Seek introspection (make the employee realize that any incentive is linked to productivity and performance)
"That said, the good news is that I am quite receptive to giving you a raise. However, I have some concerns regarding your work that I would like you to address first.
"I am sure you know what these are, right? I am sure you have honestly self-introspected on your strength and weakness and your performance over the past xx years before approaching me. Can you share with me the areas where you think you have lacked or not performed adequately?
(Here, it is important to make her introspect and make her spell out her weak points. This maybe uncomfortable for some people, in which case you may have to patiently and reassuringly coax it out of her. Some inexperienced individuals will be genuinely ignorant. In either case, after she speaks about it or if she says she really thinks she has given her best performance, clarify and add to what she has said and share further details on where her work can improve by giving her specific examples. Convey it in a manner that it doesn't sound like a dressing down / criticism but rather an open discussion. It is a red flag if they genuinely can't point out areas of improvements or don't believe or accept your suggestion about their job performance - entitled employees are a lot harder to train than self-aware ones).
Convey your honest action plans
"This has been a very constructive and productive discussion for me regarding your work and future here. Now, as I said before, I am quite open and receptive to the idea of giving you a raise. And I am genuine about it. But I cannot give it to you immediately for the exact reasons we discussed.
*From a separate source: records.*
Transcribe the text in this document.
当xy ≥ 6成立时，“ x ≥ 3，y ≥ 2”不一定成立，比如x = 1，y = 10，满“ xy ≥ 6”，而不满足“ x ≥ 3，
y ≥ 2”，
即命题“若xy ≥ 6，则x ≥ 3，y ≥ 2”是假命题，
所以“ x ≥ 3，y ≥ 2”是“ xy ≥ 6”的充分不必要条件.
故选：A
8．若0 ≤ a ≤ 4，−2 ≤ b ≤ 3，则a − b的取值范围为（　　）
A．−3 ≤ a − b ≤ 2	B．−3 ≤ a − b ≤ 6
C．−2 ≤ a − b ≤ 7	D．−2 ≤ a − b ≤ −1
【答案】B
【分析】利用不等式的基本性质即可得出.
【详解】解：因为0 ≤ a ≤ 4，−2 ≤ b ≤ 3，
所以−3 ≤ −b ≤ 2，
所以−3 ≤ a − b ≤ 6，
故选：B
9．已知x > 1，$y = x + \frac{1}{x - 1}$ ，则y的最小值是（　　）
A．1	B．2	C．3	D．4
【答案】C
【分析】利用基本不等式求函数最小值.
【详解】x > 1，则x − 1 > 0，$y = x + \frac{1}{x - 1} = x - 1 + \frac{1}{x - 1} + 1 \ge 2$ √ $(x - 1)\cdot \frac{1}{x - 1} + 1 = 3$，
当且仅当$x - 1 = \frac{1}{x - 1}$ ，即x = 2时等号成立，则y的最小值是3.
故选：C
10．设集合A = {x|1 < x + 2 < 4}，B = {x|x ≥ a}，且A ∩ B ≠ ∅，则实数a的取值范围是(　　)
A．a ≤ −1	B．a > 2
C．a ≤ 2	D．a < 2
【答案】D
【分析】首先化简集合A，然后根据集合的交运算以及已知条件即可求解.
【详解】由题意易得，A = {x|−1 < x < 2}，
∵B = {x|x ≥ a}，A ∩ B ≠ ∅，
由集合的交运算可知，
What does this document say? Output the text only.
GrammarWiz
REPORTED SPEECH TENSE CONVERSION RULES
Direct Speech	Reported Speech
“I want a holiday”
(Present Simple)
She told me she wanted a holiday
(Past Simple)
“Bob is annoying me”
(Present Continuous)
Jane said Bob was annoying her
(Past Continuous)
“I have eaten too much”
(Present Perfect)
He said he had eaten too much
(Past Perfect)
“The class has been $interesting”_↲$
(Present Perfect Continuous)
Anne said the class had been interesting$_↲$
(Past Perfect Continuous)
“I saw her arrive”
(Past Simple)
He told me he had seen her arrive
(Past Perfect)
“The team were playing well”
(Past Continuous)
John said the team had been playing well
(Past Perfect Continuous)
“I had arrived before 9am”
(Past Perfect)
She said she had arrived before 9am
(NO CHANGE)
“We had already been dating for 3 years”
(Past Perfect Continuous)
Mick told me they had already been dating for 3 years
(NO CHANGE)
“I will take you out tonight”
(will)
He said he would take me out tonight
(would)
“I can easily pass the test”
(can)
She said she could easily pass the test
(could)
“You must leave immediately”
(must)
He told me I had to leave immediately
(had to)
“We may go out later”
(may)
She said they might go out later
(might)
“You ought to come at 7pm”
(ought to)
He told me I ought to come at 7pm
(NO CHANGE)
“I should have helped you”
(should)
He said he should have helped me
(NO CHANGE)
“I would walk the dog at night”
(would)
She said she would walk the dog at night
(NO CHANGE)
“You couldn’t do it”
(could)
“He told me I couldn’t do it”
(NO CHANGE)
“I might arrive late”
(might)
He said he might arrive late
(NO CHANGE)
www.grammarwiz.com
I'd like you to first address the shortcomings that you shared with me and the ones I highlighted.
This does not mean that I am asking you tick all the check-boxes to 100% perfection before you can expect a raise. But I'd like to see genuine commitment and progress from you in say, just 6 months."
"I understand waiting for a few more months may feel like a slight disappointment, but again, I am being honest when I say I am not leading you. I like your work so far, and I have confidence that you will be ready for more responsibilities with a little more effort. And that you will get a raise within 6 months if you show us actionable results to the mini-goals we discussed and set for you."
Obviously, change the tone and language as suited to what is appropriate in your culture.
(There is nothing manipulative here when done with good intentions - it is just basic common courtesy of listening, empathising, and sharing genuine concerns. As OP expressed, sometimes, some employees do over estimate their proficiency and worth, and some honest self-introspection and feedback can correct this perception and provide scope for improvement. However, this process will not work successfully if the boss is not genuinely interested in listening to the employee or in actually supporting her. This process is also quite helpful to gauge the intentions and state of mind of an employee - it may turn out that the person isn't committed and / or interested only in money, in which case the choice becomes clearer, one way or the other.)